Guidance: This skill is coherent with its stated goal (generate small registries and load content on demand), but it implicitly requires reading and writing local skill/agent files and modifying AGENTS.md. Before installing, confirm: 1) which exact paths the skill will read/write (have the developer declare them) and restrict permissions to a safe directory; 2) whether you want the skill to make persistent edits to AGENTS.md or other config files and have a review/backup process; 3) that the shell commands suggested (grep/sed loops) will run in a sandbox and won't be expanded to read unrelated files; and 4) that no secrets or sensitive files reside under the targeted paths. If you are not comfortable granting broad filesystem write access, ask the author to limit the scope (explicit config paths) or run the logic in a read-only/sandboxed environment and approve registry updates manually.

Review Dimensions

Purpose & Capability: noteThe name/description match the instructions: the skill explains patterns for injecting dynamic 'attachments' and generating lightweight registries. Requesting file read/write access is reasonable for this purpose. However, the package metadata in the registry shows no declared config paths while the SKILL.md explicitly references reading skills/*/SKILL.md, agents/*.md and writing registry files (agents/registry.md, skills/registry.md, AGENTS.md). The skill should declare the exact file paths it needs.

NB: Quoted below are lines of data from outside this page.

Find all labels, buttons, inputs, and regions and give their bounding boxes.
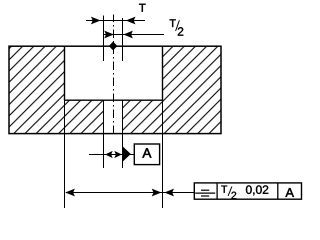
hatched left block: [9, 46, 65, 133]
slot right edge: [162, 46, 164, 100]
node: black diamond on centre of top face: [109, 42, 117, 50]
centerline: [113, 15, 115, 134]
bottom dimension line to frame: [66, 192, 195, 194]
symmetry symbol: [201, 189, 209, 191]
hatched bottom strip left of zone: [65, 100, 104, 134]
zone double arrow right (points right): [115, 152, 121, 158]
frame tolerance value: [246, 185, 252, 193]
dimension T/2 left arrow: [105, 31, 113, 37]
zone double arrow left (points left): [106, 152, 112, 158]
tolerance zone line C top: [122, 18, 124, 61]
tolerance zone line C bottom: [122, 100, 124, 168]
tolerance zone line A top: [103, 16, 105, 62]
feature control frame: [194, 183, 301, 199]
datum triangle on zone line: [123, 147, 131, 162]
datum box A: [134, 144, 159, 165]
dimension T right arrow: [127, 17, 135, 23]
slot left edge: [64, 46, 66, 100]
datum letter A: [142, 148, 151, 157]
bottom zone width leader line: [89, 154, 134, 156]
part outline: [9, 46, 221, 133]
frame leader arrow: [165, 189, 173, 195]
label T/2: [170, 19, 176, 27]
label T/2 sub2: [178, 27, 183, 35]
frame tol 2: [231, 192, 236, 199]
hatched right block: [163, 46, 222, 133]
dimension T/2 right arrow: [124, 31, 132, 37]
dimension T line: [86, 20, 145, 22]
extension line right (slot edge to bottom dim): [162, 100, 164, 208]
frame tol T: [221, 186, 227, 193]
slot bottom edge: [65, 99, 163, 101]
tolerance zone line A bottom: [103, 100, 105, 168]
dimension T left arrow: [92, 17, 100, 23]
extension line left (slot edge to bottom dim): [64, 100, 66, 208]
frame datum letter: [285, 188, 293, 197]
bottom dim right arrow: [153, 189, 161, 195]
dimension T/2 line: [104, 34, 165, 36]
hatched bottom strip right of zone: [123, 100, 163, 134]
bottom dim left arrow: [66, 189, 74, 195]
label T: [139, 4, 146, 12]
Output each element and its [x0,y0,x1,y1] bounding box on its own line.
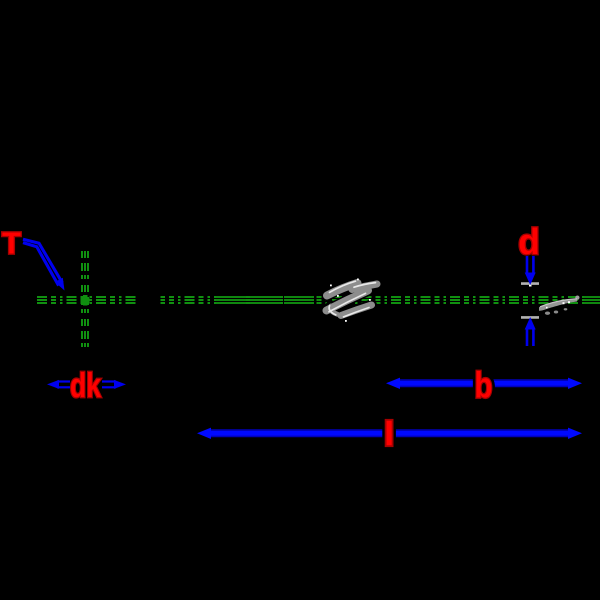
svg-text:b: b [475,365,493,406]
svg-text:dk: dk [70,367,101,405]
svg-text:T: T [2,226,21,261]
svg-text:d: d [518,221,540,262]
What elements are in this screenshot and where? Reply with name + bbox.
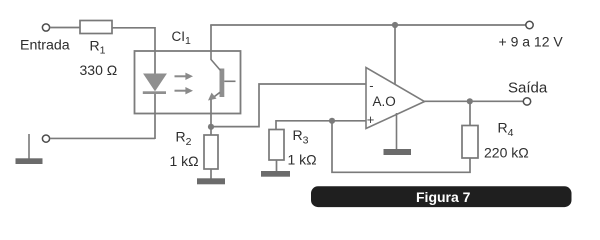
resistor R2 [204,135,218,169]
wire R3 to ground [276,160,278,171]
ground (input side) [16,158,43,164]
op-amp U1 triangle [366,68,425,129]
resistor R4 [462,126,478,159]
wire LED cathode down [154,94,156,139]
light arrow 1 [175,73,194,80]
junction node A (emitter / R2 / inverting input) [208,124,214,130]
resistor R3 [269,130,284,161]
wire R2 to ground [210,169,212,179]
wire input terminal to R1 [50,27,80,29]
terminal: +9 a 12 V [526,21,533,28]
junction node C (output / R4) [467,98,473,104]
terminal: Entrada input [42,24,49,31]
ground (below R2) [197,178,225,184]
LED cathode bar [143,91,166,94]
optocoupler CI1 box [135,51,241,114]
phototransistor emitter lead with arrow [208,92,220,100]
wire node C down to R4 [469,101,471,125]
svg-text:330 Ω: 330 Ω [80,62,118,78]
svg-text:1 kΩ: 1 kΩ [170,153,199,169]
svg-text:220 kΩ: 220 kΩ [484,145,529,161]
wire stem of input ground [28,134,30,159]
svg-text:A.O: A.O [373,94,396,109]
svg-text:+ 9 a 12 V: + 9 a 12 V [499,34,564,50]
wire rail to op-amp V+ pin [394,25,396,85]
svg-text:-: - [369,78,373,93]
wire +V rail [210,24,526,26]
wire op-amp V- pin to ground [396,113,398,150]
wire emitter down to node A [210,100,212,136]
terminal: lower input [42,135,49,142]
ground (op-amp) [384,149,412,155]
ground (below R3) [261,171,290,177]
phototransistor base lead [224,80,235,82]
phototransistor collector lead [211,51,221,71]
terminal: Saida output [523,98,530,105]
Figura 7 caption bar [311,186,572,207]
svg-text:1 kΩ: 1 kΩ [288,152,317,168]
wire non-inverting input [276,121,366,130]
light arrow 2 [175,87,194,94]
wire node A to op-amp inverting input [211,84,366,127]
wire rail down to collector [210,25,212,52]
svg-text:+: + [367,112,375,127]
LED D (emitter diode of CI1) [144,74,166,91]
junction node B (plus input / feedback) [329,118,335,124]
svg-text:Figura 7: Figura 7 [416,189,471,205]
phototransistor Q (of CI1) base bar [220,69,225,98]
svg-text:Entrada: Entrada [20,38,70,54]
wire feedback node B down and to R4 [332,121,470,173]
wire op-amp output to Saida [424,100,524,102]
wire lower terminal to LED cathode [50,137,155,139]
wire R1 to LED anode [112,28,155,74]
resistor R1 [80,21,112,34]
svg-text:Saída: Saída [508,79,548,96]
junction on rail (op-amp supply) [392,22,398,28]
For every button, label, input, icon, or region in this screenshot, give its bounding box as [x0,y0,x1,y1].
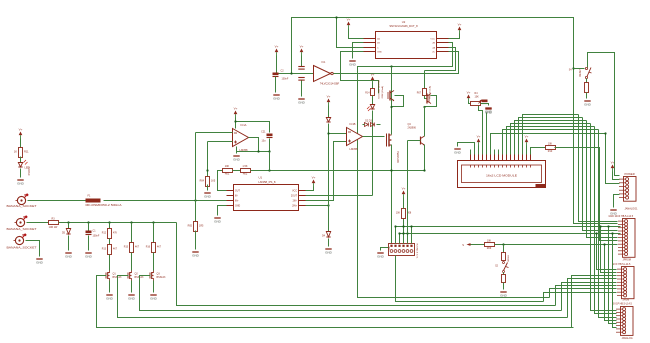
diode D2 [365,123,369,127]
junction [604,132,606,134]
svg-text:R07: R07 [417,93,422,95]
supply V+ U2 left [347,18,351,29]
svg-text:JPGM: JPGM [623,299,630,302]
svg-text:10K: 10K [396,213,401,215]
svg-text:GND: GND [454,151,462,155]
ground [150,295,158,301]
ground [17,180,25,186]
wire U2 pin2 to ground [353,43,364,59]
IC1 power pin plates lower [298,78,304,81]
resistor R09 10K [485,243,495,247]
capacitor C3 [482,100,488,104]
pin header JP1 DIP [389,244,415,256]
resistor R05 1R5 5W [194,222,198,232]
svg-text:GND: GND [349,63,357,67]
wire U2 right pin2 bracket long [358,43,550,298]
wire [403,198,405,209]
svg-text:R15: R15 [124,247,129,249]
supply V+ U2 right [458,23,462,34]
wire jp5 pin6 from bus2 [613,234,617,328]
svg-text:V+: V+ [611,161,615,165]
svg-text:47K: 47K [113,233,118,235]
banana socket J2 [15,216,28,227]
wire U2 pin4 loop [341,52,379,94]
junction [502,243,504,245]
svg-text:BSS123: BSS123 [157,276,166,279]
junction [599,225,601,227]
wire feedback loop top [236,122,270,133]
junction [67,221,69,223]
wire [372,83,374,89]
svg-text:1K5: 1K5 [211,180,216,183]
wire mode net [495,244,617,246]
wire jp3 pin6 from arc [587,121,618,238]
svg-text:100nF: 100nF [282,78,289,81]
transistor Q4 2N3906 [421,136,425,145]
transistor Q2 BSS123 [128,271,132,281]
resistor R15 [130,243,134,253]
svg-text:4K7: 4K7 [157,247,162,249]
svg-text:IN-: IN- [235,196,238,198]
wire diode pair [363,124,365,126]
wire Q2 gate net [118,276,568,318]
svg-text:GND: GND [233,158,241,162]
ground [273,95,281,101]
wire pin5 net up to Q4 base [407,141,409,234]
svg-text:U2: U2 [402,20,406,24]
svg-text:V+: V+ [477,135,481,139]
svg-text:1K: 1K [14,150,17,154]
wire [28,200,86,202]
wire [449,34,460,39]
potentiometer R4 10K [471,102,481,106]
junction T1 branch top [390,65,392,67]
wire header pin 4 net to R08 [403,218,405,244]
svg-text:GND: GND [377,255,385,259]
ground [128,295,136,301]
ground [325,249,333,255]
wire [503,245,505,253]
diode D1 [326,118,330,123]
resistor R3 10R 1W [49,221,59,225]
junction [206,169,208,171]
resistor R01 10K [223,169,233,173]
wire [301,81,303,97]
supply V+ R08 [402,187,406,198]
svg-text:2C: 2C [432,52,435,54]
wire [586,79,588,83]
svg-text:R04: R04 [200,180,205,183]
wire cap tap [269,152,271,171]
supply V+ lcd backlight [525,135,529,146]
wire input+ from shunt node [195,133,197,201]
supply V+ C2 [275,45,279,56]
wire jp4 pin7 riser [550,289,617,298]
svg-text:GND: GND [377,52,382,54]
wire M1 source down to header [391,145,393,244]
wire jp4 pin4 riser [568,279,617,318]
wire header GND [381,248,389,251]
wire [301,56,303,67]
resistor R12 [108,229,112,239]
lcd bus arcs [523,115,579,155]
svg-text:10K: 10K [548,142,553,145]
resistor R17 [502,253,506,261]
svg-text:V+: V+ [402,187,406,191]
wire IC1B input+ [329,133,347,135]
svg-text:2OUT: 2OUT [291,196,298,198]
lcd module box [458,161,546,188]
ground [500,292,508,298]
svg-text:GND: GND [204,195,212,199]
wire jp4 pin1 from bus2 [597,234,617,270]
svg-text:V+: V+ [234,107,238,111]
svg-text:2IN-: 2IN- [293,201,298,203]
connector JP5 JANALOG [616,307,633,336]
wire inverter input [279,73,314,75]
wire U1 2IN- to IC1B [306,142,347,201]
wire [153,253,155,271]
svg-text:DIP: DIP [389,245,391,249]
junction [108,221,110,223]
svg-text:GND: GND [106,297,114,301]
junction [402,232,404,234]
ground [204,193,212,199]
wire jp5 pin3 from arc [599,130,617,318]
wire lcd pin2 to ground [458,143,475,155]
junction [290,72,292,74]
fuse F1 MF-RSMF050-2 500mA [86,199,101,203]
wire Q4 base [408,140,421,142]
wire [68,223,70,229]
transistor Q1 BSS123 [106,271,110,281]
resistor R10 [546,146,556,150]
svg-text:R16: R16 [146,247,151,249]
svg-text:POWER: POWER [625,172,635,176]
junction reset tap [572,67,574,69]
zener diode D5 [66,229,70,235]
wire jp4 pin6 riser [556,286,617,306]
ground lcd [454,149,462,155]
wire [131,223,133,243]
svg-text:1R5: 1R5 [199,225,204,228]
svg-text:GND: GND [273,97,281,101]
svg-text:R12: R12 [102,233,107,235]
transistor T2 [427,94,431,104]
svg-text:IN GND 4 3 2 1: IN GND 4 3 2 1 [415,244,417,260]
LED D6 indicator [370,105,374,110]
svg-text:R01: R01 [225,173,230,176]
wire jp4 pin2 from bus1 [601,227,617,273]
svg-text:R02: R02 [243,173,248,176]
lcd pins [471,155,531,168]
wire lcd pin7 stub [494,150,496,155]
svg-text:V+: V+ [275,45,279,49]
wire [109,223,111,229]
wire jp4 pin5 riser [562,283,617,311]
wire Q4 collector [424,136,426,137]
svg-text:10K: 10K [225,165,230,168]
junction [423,169,425,171]
svg-text:SN74LVC2G66_DCT_8: SN74LVC2G66_DCT_8 [389,24,418,28]
wire [613,172,620,180]
resistor R13 [108,245,112,255]
wire [207,185,209,191]
svg-text:10R 1W: 10R 1W [49,226,58,229]
svg-text:GND: GND [298,101,306,105]
wire [131,281,133,293]
wire from U1 OUT [218,171,227,191]
svg-text:POWER: POWER [27,167,30,176]
svg-text:GND: GND [85,255,93,259]
junction [410,225,412,227]
wire Q4 emitter [424,145,426,171]
wire [20,157,22,163]
wire jp5 pin4 from mode node [605,245,617,321]
svg-text:R09: R09 [487,247,492,250]
wire U2 pin3 from top net [337,18,364,48]
wire bus OUT [396,226,621,228]
lcd tag [536,184,546,187]
svg-text:V+: V+ [19,128,23,132]
supply V+ IC1B [327,95,331,106]
svg-text:LM358: LM358 [350,147,358,151]
svg-text:GND: GND [584,103,592,107]
svg-text:16x2 LCD MODULE: 16x2 LCD MODULE [486,174,517,178]
svg-text:V+: V+ [347,18,351,22]
svg-text:V+: V+ [312,176,316,180]
svg-text:R10: R10 [548,150,553,153]
wire [26,241,40,257]
op-amp IC1A LM358 [233,129,249,147]
svg-text:JANALOG: JANALOG [622,337,633,340]
resistor R04 1.5K [206,177,210,187]
ground U2 [349,61,357,67]
svg-text:10K: 10K [475,96,480,99]
wire [109,281,111,293]
wire IC1B input node vertical [328,134,330,232]
svg-text:IC1B: IC1B [350,122,356,126]
wire [195,201,197,222]
wire divider output [251,170,425,172]
op-amp IC1B LM358 [347,128,363,146]
junction [130,221,132,223]
svg-text:GND 10UF HB.5-L14.5: GND 10UF HB.5-L14.5 [609,215,634,218]
svg-text:100nF: 100nF [93,235,100,238]
wire header pin 2 net [395,227,397,244]
wire [68,236,70,251]
supply V+ R4 [467,91,471,102]
svg-text:S: S [462,243,464,247]
wire [153,281,155,293]
svg-text:10K: 10K [487,240,492,243]
svg-text:GND: GND [36,261,44,265]
junction [327,204,329,206]
wire [88,223,90,231]
ground [192,252,200,258]
wire [372,96,374,105]
svg-text:GND: GND [485,110,493,114]
svg-text:R11: R11 [24,150,29,154]
wire R07 branch top [424,71,426,89]
svg-text:BANANA_SOCKET: BANANA_SOCKET [7,246,37,250]
capacitor C21 10u [267,134,273,138]
ground [298,99,306,105]
wire IC1B output to M1 gate [363,136,385,138]
svg-text:IC1: IC1 [322,61,327,64]
svg-text:V+: V+ [458,23,462,27]
svg-text:GND: GND [500,294,508,298]
switch S4 RESET [585,67,591,78]
svg-text:GND: GND [65,255,73,259]
wire sense branch to bottom bus [177,223,556,306]
junction [257,150,259,152]
wire [328,106,330,118]
svg-text:GND: GND [325,251,333,255]
wire power header pin5 gnd [614,195,620,208]
switch S2 MODE [503,262,509,273]
svg-text:NO LOAD DEVICE: NO LOAD DEVICE [377,79,380,98]
svg-text:V+: V+ [467,91,471,95]
svg-text:JPROM: JPROM [623,258,631,261]
svg-text:U1: U1 [259,176,263,180]
ground IC1A [233,156,241,162]
wire lcd pin16 to R10 [531,148,546,155]
wire loop bottom [237,151,270,153]
wire T2 loop [425,96,437,107]
junction [406,232,408,234]
svg-text:2N3906: 2N3906 [408,127,417,130]
svg-text:2IN+: 2IN+ [292,206,298,208]
wire [503,273,505,275]
junction [607,225,609,227]
wire U1 VCC to V+ [306,187,314,191]
wire jp4 pin3 riser [572,276,617,328]
wire [27,222,49,224]
wire R10 net to header [555,148,618,241]
wire U2 right bracket to R07 [425,48,456,71]
wire [104,200,227,202]
junction [603,243,605,245]
wire [349,29,364,39]
wire [131,253,133,271]
wire [153,223,155,243]
wire shunt bus [59,222,177,224]
svg-text:SV.F HB.5-L14.5: SV.F HB.5-L14.5 [613,263,632,266]
IC1 power pin plates upper [298,67,304,70]
supply V+ IC1A [234,107,238,118]
wire jp5 pin5 from bus1 [609,227,617,324]
supply V+ U1 [312,176,316,187]
svg-text:GND: GND [150,297,158,301]
svg-text:JANALOG1: JANALOG1 [625,207,639,210]
diode D4 [326,232,330,238]
ground U1 [214,218,222,224]
supply V+ power LED branch [19,128,23,139]
svg-text:V+: V+ [525,135,529,139]
junction [87,221,89,223]
svg-text:10u: 10u [262,140,267,143]
wire [233,170,241,172]
supply V+ power header [611,161,615,172]
wire header pin 5 net [407,234,409,244]
wire jp5 pin2 from arc [595,127,617,314]
wire lcd contrast from pot [479,105,483,155]
junction [234,120,236,122]
wire header aux net [396,256,544,302]
wire input- down to divider [207,142,209,177]
wire [481,104,489,106]
junction [595,232,597,234]
wire reset tap to switch [574,68,585,70]
junction [390,106,392,108]
wire [235,118,237,122]
svg-text:GND: GND [128,297,136,301]
svg-text:MF-RSMF050-2 500mA: MF-RSMF050-2 500mA [86,203,122,207]
svg-text:BANANA_SOCKET: BANANA_SOCKET [7,227,37,231]
logic IC U2 SN74LVC2G66_DCT_8 [376,32,437,59]
wire [276,56,278,73]
wire U1 2OUT to no-load net [306,195,373,197]
wire [526,146,528,155]
junction [398,232,400,234]
wire [486,113,488,155]
wire T1 loop [392,96,404,107]
wire power header pin2 from widest arc [606,134,620,184]
wire Q3 gate net [140,276,562,311]
resistor R16 [152,243,156,253]
ground [65,253,73,259]
svg-text:C21: C21 [261,131,266,134]
svg-text:R13: R13 [102,249,107,251]
resistor R19 [585,83,589,93]
wire [586,93,588,99]
transistor Q3 BSS123 [150,271,154,281]
LED D7 POWER [18,163,22,168]
wire [20,169,22,178]
ground [85,253,93,259]
wire no-load net down [372,111,374,196]
wire [503,283,505,290]
wire [109,239,111,245]
junction [327,132,329,134]
ground [106,295,114,301]
junction [394,225,396,227]
wire [478,146,480,155]
wire [20,139,22,148]
junction [423,106,425,108]
svg-text:IC1A: IC1A [241,123,247,127]
wire bus IN [400,233,621,235]
ground power header [610,210,618,216]
wire jp3 pin8 mode net [617,244,618,246]
diode D3 [371,123,375,127]
svg-text:SV.1P HB.5-L14.5: SV.1P HB.5-L14.5 [613,302,633,305]
junction [152,221,154,223]
wire Q1 gate net [97,276,574,328]
junction [335,16,337,18]
svg-text:200K (10uA): 200K (10uA) [381,86,384,99]
svg-text:OUT: OUT [235,191,240,193]
wire inverter output [334,52,459,74]
wire U1 2IN+ node [306,205,329,207]
wire [88,236,90,251]
wire jp4 pin8 riser [544,293,617,302]
wire [275,77,277,93]
wire top net from inverter input [292,18,618,224]
wire lcd pin8 stub [498,150,500,155]
svg-text:VCC: VCC [292,191,297,193]
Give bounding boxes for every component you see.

Instruction Scope: concernThe SKILL.md tells the agent to read and parse local files (agents/*.md, skills/*/SKILL.md) and to write generated registry files and to replace placeholders in AGENTS.md each session. Those are concrete filesystem operations outside the skill bundle; the skill instructions therefore implicitly require filesystem access and the ability to modify repository/config files. The instructions do not limit scope (e.g., only under a sandboxed directory), so there's risk of unintended reading/modifying of other files if implemented broadly.
Install Mechanism: okThere is no install spec and no code files; this is instruction-only, which minimizes install-time risk.
Credentials: okNo environment variables or external credentials are requested. That aligns with the stated local-file registry generation purpose.
Persistence & Privilege: noteThe skill does not request always:true and does not ask to be permanently enabled, but its recommended behavior includes persistent edits (writing registries and updating AGENTS.md each session). Persistent modification of agent/skill registry files is a meaningful privilege and should be explicitly scoped and approved by the user or admin.